Yes, with both patches applied the resume works fine. For some reason there is a
 WARNING: at kernel/power/main.c:176 suspend_test_finish+0x80/0x90() 
in the kernel I use to test resuming. It's not in the kernel I originally discovered the problem in, though. All logs here except #20668 are from my test kernel.
Comment 16 Zhang Rui 2009-04-03 01:39:03 UTC
Created attachment 20784 [details]
patch: probe scsi disk after ata port probe is done

please revert the previous two debug patches, apply this patch and see if it helps.
Comment 17 Zhang Rui 2009-04-03 01:51:31 UTC
from the dmesg, we can see that
when fastboot is used
1. ahci driver probes port 0
2. sd driver probes the disk in port 0
3. ahci driver probes port 1 and 2
when fastboot is not used,
1. ahci driver probes port 0, 1, 2
2. sd driver probes the disk in port 0

I don't know if this sequence change causes this problem.
but the patch in comment #16 should fix this.

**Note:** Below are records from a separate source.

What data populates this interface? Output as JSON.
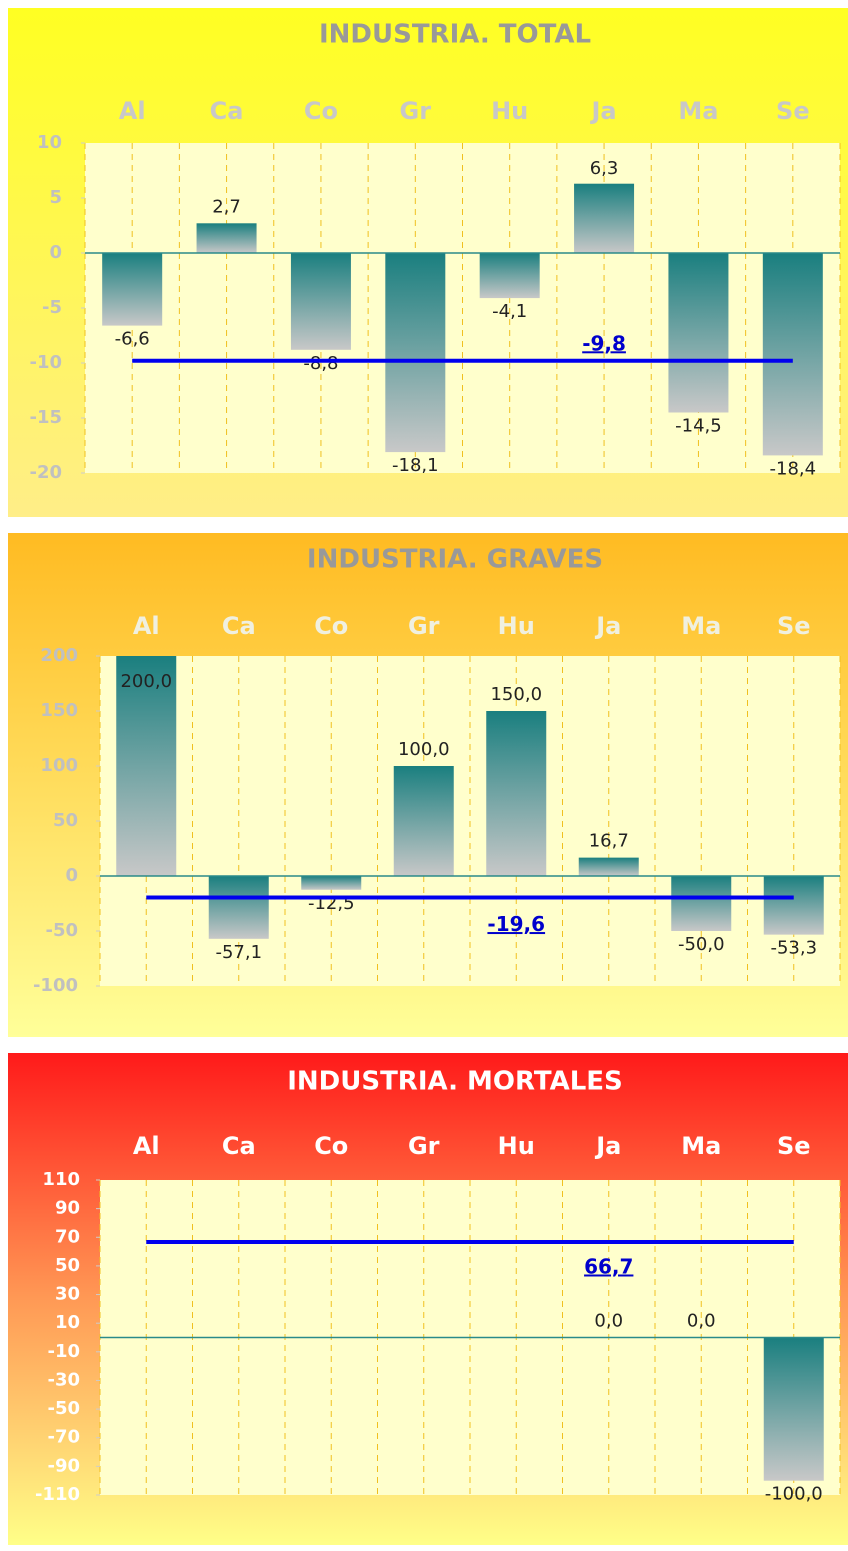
{
  "chart_data": [
    {
      "type": "bar",
      "title": "INDUSTRIA. TOTAL",
      "categories": [
        "Al",
        "Ca",
        "Co",
        "Gr",
        "Hu",
        "Ja",
        "Ma",
        "Se"
      ],
      "values": [
        -6.6,
        2.7,
        -8.8,
        -18.1,
        -4.1,
        6.3,
        -14.5,
        -18.4
      ],
      "value_labels": [
        "-6,6",
        "2,7",
        "-8,8",
        "-18,1",
        "-4,1",
        "6,3",
        "-14,5",
        "-18,4"
      ],
      "average": {
        "value": -9.8,
        "label": "-9,8",
        "color": "#0000ee"
      },
      "ylim": [
        -20,
        10
      ],
      "yticks": [
        -20,
        -15,
        -10,
        -5,
        0,
        5,
        10
      ],
      "grid": true
    },
    {
      "type": "bar",
      "title": "INDUSTRIA. GRAVES",
      "categories": [
        "Al",
        "Ca",
        "Co",
        "Gr",
        "Hu",
        "Ja",
        "Ma",
        "Se"
      ],
      "values": [
        200,
        -57.1,
        -12.5,
        100,
        150,
        16.7,
        -50,
        -53.3
      ],
      "value_labels": [
        "200,0",
        "-57,1",
        "-12,5",
        "100,0",
        "150,0",
        "16,7",
        "-50,0",
        "-53,3"
      ],
      "average": {
        "value": -19.6,
        "label": "-19,6",
        "color": "#0000ee"
      },
      "ylim": [
        -100,
        200
      ],
      "yticks": [
        -100,
        -50,
        0,
        50,
        100,
        150,
        200
      ],
      "grid": true
    },
    {
      "type": "bar",
      "title": "INDUSTRIA. MORTALES",
      "categories": [
        "Al",
        "Ca",
        "Co",
        "Gr",
        "Hu",
        "Ja",
        "Ma",
        "Se"
      ],
      "values": [
        null,
        null,
        null,
        null,
        null,
        0,
        0,
        -100
      ],
      "value_labels": [
        null,
        null,
        null,
        null,
        null,
        "0,0",
        "0,0",
        "-100,0"
      ],
      "average": {
        "value": 66.7,
        "label": "66,7",
        "color": "#0000ee"
      },
      "ylim": [
        -110,
        110
      ],
      "yticks": [
        -110,
        -90,
        -70,
        -50,
        -30,
        -10,
        10,
        30,
        50,
        70,
        90,
        110
      ],
      "grid": true
    }
  ]
}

as the scsi/ata device is broken in this bug, cc Tejun.
Comment 18 Dennis Jansen 2009-04-04 10:56:53 UTC
The patch from #16 does not work at all for me. The behavior on resume is the same as vanilla, absolutely no change. As vanilla, I can't even get a "magic number".
Comment 19 Shaohua 2009-04-08 02:44:26 UTC
How about boot option 'libata.noacpi'?
Comment 20 Dennis Jansen 2009-04-08 06:14:11 UTC
With which kernel? Unpatched, or one of the patches?
Comment 21 Shaohua 2009-04-08 06:35:39 UTC
unpatched kernel please.
Comment 22 Dennis Jansen 2009-04-08 07:13:24 UTC
Does not help. Maybe forgot a parameter?

126:[    0.000000] Kernel command line: root=UUID=4349ad91-9018-4e72-817b-46624e9a6c27 ro quiet splash fastboot libata.noacpi single
127:[    0.000000] Booting kernel: `' invalid for parameter `libata.noacpi'
Comment 23 Shaohua 2009-04-08 07:22:25 UTC
sorry, it should be libata.noacpi=1
Comment 24 Zhang Rui 2009-04-08 07:39:10 UTC
please attach the lspci -vvxxx output both w/ and w/o "fastboot" parameter
Comment 25 Dennis Jansen 2009-04-08 07:47:24 UTC
#23: No, doesn't help at all. Behavior is the same as without the parameter.
Comment 26 Dennis Jansen 2009-04-08 07:49:34 UTC
Created attachment 20879 [details]
lspci normal boot
Comment 27 Dennis Jansen 2009-04-08 08:17:57 UTC
Created attachment 20881 [details]
lspci fastboot -vvxxx
Comment 28 Dennis Jansen 2009-04-08 08:28:15 UTC
Created attachment 20882 [details]
lspci diff -C10 normal fastboot
Comment 29 Dennis Jansen 2009-04-08 08:31:32 UTC
Created attachment 20883 [details]
lspci normal boot from init=/bin/bash

At first the lspci normal boot was done from the runnning system, not from init=/bin/bash. So that's fixed now. Now the diff is much smaller and I hope more usable. The fastboot diff is also from init=/bin/bash.
Comment 30 Dennis Jansen 2009-04-09 11:16:39 UTC
Please remove the NEEDINFO tag as it's incorrect.
Comment 31 Len Brown 2009-04-14 15:35:28 UTC
Created attachment 20974 [details]
fix shipping in 2.6.30-rc1-git7

patch from Linus shipping in 2.6.30-rc1-git7
that should fix this bug.
Comment 32 Dennis Jansen 2009-04-15 16:29:36 UTC
Fix confirmed.

2.6.30-rc1 did not fix the problem, rather it appeared without the fastboot parameter as well. But 2.6.30-rc2 is fixed with or without fastboot parameter.

Nice Work!

Power-Off_Retract_Count is up
Comment 33 Dennis Jansen 2009-04-15 16:30:36 UTC
to 23 from all the testing... hope this one won't break like my last one a month ago.